On the instrument utilization facet, the agent averaged 3.6 instrument calls per query. That is in keeping with the present requirement to make no less than one name to fetch the schema and one other to execute the primary Cypher question. Most queries fell inside a 2–4 name vary, displaying the agent’s means to purpose and act effectively. Notably, a small variety of questions had been answered with only one and even zero instrument calls, anomalies that will recommend early stopping, incorrect planning, or agent bugs, and are price additional evaluation. Trying forward, instrument rely may very well be decreased additional if schema entry is embedded instantly through MCP sources, eliminating the necessity for an express schema fetch step.

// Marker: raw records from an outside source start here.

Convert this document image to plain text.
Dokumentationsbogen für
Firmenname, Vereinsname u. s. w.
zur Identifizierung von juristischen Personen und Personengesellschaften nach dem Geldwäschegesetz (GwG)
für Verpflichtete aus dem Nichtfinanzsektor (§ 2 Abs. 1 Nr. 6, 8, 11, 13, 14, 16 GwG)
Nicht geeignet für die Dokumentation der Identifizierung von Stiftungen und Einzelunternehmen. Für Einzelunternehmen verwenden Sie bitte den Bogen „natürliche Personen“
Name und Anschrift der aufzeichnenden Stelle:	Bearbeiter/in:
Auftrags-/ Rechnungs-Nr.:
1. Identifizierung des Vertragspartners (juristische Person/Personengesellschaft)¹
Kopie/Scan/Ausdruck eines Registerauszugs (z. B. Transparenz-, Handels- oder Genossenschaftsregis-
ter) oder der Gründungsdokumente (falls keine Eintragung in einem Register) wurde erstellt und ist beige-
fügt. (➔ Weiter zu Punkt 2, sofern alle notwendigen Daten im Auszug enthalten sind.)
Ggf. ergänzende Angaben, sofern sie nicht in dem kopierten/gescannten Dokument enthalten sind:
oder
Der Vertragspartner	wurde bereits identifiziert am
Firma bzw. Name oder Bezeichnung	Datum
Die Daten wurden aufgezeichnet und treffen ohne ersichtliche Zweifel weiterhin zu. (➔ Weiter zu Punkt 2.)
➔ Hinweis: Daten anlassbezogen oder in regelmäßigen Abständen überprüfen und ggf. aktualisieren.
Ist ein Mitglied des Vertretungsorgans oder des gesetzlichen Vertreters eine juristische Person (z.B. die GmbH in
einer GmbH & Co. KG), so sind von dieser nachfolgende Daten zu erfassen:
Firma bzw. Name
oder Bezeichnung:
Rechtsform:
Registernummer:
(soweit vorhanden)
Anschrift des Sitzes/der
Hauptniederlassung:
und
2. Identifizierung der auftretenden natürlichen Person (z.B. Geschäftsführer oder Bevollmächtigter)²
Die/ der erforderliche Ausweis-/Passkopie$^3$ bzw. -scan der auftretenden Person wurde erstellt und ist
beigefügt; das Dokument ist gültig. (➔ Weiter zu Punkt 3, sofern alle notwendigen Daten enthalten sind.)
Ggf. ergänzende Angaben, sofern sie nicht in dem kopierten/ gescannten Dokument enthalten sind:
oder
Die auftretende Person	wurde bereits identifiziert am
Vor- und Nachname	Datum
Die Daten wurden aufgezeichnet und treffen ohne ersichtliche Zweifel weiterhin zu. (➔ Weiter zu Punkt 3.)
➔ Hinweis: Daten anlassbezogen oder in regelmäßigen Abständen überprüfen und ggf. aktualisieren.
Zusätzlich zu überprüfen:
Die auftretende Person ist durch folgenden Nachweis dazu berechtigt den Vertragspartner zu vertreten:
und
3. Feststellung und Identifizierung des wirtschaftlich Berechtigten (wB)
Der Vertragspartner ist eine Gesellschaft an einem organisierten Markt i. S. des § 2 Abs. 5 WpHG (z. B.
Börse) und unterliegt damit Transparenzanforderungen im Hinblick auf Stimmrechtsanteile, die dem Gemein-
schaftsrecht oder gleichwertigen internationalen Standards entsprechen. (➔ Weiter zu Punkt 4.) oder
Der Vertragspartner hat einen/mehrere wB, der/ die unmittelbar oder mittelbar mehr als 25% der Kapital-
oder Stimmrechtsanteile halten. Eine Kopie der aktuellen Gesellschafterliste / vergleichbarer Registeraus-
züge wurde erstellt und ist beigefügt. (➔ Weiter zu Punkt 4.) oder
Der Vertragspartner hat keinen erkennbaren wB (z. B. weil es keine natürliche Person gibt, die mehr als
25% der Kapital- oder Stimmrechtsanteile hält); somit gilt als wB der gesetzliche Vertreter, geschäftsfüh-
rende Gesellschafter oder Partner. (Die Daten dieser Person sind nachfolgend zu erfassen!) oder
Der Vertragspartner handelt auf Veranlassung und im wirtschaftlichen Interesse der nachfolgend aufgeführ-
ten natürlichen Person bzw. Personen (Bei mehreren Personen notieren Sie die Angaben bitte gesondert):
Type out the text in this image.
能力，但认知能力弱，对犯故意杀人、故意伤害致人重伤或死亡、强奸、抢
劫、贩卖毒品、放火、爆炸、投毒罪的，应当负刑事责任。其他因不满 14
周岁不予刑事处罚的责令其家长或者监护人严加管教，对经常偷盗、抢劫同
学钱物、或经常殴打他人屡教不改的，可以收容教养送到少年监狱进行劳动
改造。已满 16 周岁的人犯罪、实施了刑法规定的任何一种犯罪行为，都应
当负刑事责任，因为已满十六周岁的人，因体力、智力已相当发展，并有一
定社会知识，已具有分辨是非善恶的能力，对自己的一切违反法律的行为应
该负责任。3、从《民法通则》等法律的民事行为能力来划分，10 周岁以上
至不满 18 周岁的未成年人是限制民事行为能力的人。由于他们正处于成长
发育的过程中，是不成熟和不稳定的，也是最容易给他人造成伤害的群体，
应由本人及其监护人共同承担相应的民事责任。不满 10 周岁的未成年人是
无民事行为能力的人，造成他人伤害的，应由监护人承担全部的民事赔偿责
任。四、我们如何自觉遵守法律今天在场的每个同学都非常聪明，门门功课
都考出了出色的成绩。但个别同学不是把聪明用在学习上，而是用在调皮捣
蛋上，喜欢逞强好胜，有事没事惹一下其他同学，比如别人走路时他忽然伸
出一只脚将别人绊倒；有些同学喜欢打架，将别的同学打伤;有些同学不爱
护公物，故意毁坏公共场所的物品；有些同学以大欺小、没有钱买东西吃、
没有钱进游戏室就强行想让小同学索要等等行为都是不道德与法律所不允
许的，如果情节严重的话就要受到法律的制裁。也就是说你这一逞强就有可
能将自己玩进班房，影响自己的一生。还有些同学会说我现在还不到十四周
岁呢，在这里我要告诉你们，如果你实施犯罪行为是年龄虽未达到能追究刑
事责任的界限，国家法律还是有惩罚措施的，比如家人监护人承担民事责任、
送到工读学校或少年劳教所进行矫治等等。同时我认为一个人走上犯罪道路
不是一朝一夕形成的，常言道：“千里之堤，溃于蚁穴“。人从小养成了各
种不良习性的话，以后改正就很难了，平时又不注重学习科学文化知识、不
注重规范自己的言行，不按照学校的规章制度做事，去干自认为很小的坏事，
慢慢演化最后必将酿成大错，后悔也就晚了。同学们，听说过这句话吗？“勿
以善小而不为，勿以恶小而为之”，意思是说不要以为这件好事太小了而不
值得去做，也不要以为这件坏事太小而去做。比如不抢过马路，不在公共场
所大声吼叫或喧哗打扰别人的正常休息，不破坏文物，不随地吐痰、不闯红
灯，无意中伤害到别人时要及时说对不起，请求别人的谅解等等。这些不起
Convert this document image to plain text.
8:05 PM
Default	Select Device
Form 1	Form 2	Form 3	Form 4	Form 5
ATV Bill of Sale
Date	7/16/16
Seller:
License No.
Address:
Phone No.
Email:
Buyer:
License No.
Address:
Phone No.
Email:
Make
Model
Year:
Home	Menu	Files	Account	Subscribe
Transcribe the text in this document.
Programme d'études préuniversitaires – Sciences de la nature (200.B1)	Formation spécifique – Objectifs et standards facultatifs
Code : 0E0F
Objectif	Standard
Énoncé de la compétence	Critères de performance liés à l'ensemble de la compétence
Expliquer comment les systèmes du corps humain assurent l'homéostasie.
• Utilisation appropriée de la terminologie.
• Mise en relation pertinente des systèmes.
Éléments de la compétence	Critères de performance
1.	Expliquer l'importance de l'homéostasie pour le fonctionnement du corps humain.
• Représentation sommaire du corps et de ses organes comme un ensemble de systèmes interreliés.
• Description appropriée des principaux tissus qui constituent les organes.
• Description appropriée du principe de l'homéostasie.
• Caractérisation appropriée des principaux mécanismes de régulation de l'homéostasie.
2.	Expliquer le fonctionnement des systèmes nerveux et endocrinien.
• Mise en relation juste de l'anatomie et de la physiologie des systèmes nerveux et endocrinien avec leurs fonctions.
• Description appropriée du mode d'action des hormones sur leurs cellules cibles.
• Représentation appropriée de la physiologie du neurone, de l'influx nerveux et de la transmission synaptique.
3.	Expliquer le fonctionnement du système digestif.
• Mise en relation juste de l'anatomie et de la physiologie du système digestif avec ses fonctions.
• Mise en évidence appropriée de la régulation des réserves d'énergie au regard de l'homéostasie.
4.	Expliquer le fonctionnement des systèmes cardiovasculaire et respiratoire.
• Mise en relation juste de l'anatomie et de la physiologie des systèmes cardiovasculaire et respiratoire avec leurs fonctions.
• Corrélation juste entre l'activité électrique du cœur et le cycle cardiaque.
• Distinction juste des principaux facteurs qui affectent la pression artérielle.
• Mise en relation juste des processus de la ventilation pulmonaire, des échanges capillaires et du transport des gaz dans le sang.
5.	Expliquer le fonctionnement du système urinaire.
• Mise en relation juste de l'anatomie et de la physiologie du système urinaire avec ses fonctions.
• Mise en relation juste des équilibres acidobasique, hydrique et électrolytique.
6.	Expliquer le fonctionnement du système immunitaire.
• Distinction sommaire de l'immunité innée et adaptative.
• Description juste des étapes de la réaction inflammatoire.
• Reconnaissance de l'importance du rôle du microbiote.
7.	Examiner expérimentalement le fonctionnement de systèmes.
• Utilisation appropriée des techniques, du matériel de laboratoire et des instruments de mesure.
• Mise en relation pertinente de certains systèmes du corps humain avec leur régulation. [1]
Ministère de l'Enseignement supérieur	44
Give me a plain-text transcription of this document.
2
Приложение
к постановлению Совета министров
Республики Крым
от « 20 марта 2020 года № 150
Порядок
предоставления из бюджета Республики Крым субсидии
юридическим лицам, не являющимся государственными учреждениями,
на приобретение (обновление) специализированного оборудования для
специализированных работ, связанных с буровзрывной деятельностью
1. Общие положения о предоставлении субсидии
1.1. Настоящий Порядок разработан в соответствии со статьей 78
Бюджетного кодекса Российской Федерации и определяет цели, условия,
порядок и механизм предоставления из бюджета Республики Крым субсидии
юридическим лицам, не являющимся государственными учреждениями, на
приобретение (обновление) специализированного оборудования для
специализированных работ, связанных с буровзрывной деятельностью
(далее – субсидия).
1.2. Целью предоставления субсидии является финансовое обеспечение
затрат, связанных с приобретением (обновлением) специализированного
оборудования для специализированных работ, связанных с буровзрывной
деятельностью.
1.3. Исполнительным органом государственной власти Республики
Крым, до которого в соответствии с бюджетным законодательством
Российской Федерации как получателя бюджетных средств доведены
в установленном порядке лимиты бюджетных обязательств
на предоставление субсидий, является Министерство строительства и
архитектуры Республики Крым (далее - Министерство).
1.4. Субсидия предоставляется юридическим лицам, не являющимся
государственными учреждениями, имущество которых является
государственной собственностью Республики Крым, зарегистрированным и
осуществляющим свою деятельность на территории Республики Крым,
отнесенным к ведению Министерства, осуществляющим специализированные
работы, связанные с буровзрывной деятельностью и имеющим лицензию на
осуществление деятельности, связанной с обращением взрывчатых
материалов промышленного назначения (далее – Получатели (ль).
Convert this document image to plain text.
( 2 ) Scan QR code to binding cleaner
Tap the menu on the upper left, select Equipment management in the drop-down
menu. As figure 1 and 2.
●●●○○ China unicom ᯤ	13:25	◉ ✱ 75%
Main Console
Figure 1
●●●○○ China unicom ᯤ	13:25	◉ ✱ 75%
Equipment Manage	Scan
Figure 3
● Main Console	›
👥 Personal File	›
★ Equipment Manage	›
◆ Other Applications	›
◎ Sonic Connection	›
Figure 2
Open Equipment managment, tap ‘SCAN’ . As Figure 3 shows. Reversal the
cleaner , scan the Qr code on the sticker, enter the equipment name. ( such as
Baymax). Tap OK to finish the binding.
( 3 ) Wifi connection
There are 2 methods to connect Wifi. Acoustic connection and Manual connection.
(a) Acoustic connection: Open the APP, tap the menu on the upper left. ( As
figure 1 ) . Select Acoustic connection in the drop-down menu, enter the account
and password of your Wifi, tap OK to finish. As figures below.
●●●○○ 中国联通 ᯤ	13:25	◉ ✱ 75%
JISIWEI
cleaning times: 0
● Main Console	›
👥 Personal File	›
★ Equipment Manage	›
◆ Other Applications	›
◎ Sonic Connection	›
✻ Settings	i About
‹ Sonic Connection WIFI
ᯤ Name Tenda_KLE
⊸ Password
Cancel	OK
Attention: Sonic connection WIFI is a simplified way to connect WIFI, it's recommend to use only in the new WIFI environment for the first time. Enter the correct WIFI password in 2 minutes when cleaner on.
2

The actual worth of getting a benchmark is that it opens the door to systematic iteration. As soon as baseline efficiency is established, you can begin tweaking parameters, observing their impression, and making focused enhancements. For example, if agent execution is expensive, you would possibly need to take a look at whether or not capping the variety of allowed steps to 10 utilizing a LangGraph recursion restrict has a measurable impact on accuracy. With the benchmark in place, these trade-offs between efficiency and effectivity may be explored quantitatively moderately than guessed.

With a 10-step restrict in place, efficiency dropped noticeably. The imply analysis rating fell to 0.535. Accuracy decreased sharply on extra complicated (3-hop+) questions, suggesting the step restrict reduce off deeper reasoning chains. Noise continued to degrade efficiency, with noisy questions averaging decrease scores than clear ones.
Abstract
We’re dwelling in an thrilling second for AI, with the rise of autonomous brokers and rising requirements like MCP dramatically increasing what LLMs can do, particularly in the case of structured, multi-step duties. However whereas the capabilities are rising quick, sturdy analysis remains to be lagging behind. That’s the place this GRAPE undertaking is available in.
The aim is to construct a sensible, evolving benchmark for graph-based query answering utilizing the MCP interface. Over time, I plan to refine the dataset, experiment with totally different retrieval methods, and discover tips on how to lengthen or adapt the Cypher MCP for higher accuracy. There’s nonetheless a number of work forward from cleansing knowledge, bettering retrieval to tightening analysis. Nevertheless, having a transparent benchmark means we are able to monitor progress meaningfully, take a look at concepts systematically, and push the boundaries of what these brokers can reliably do.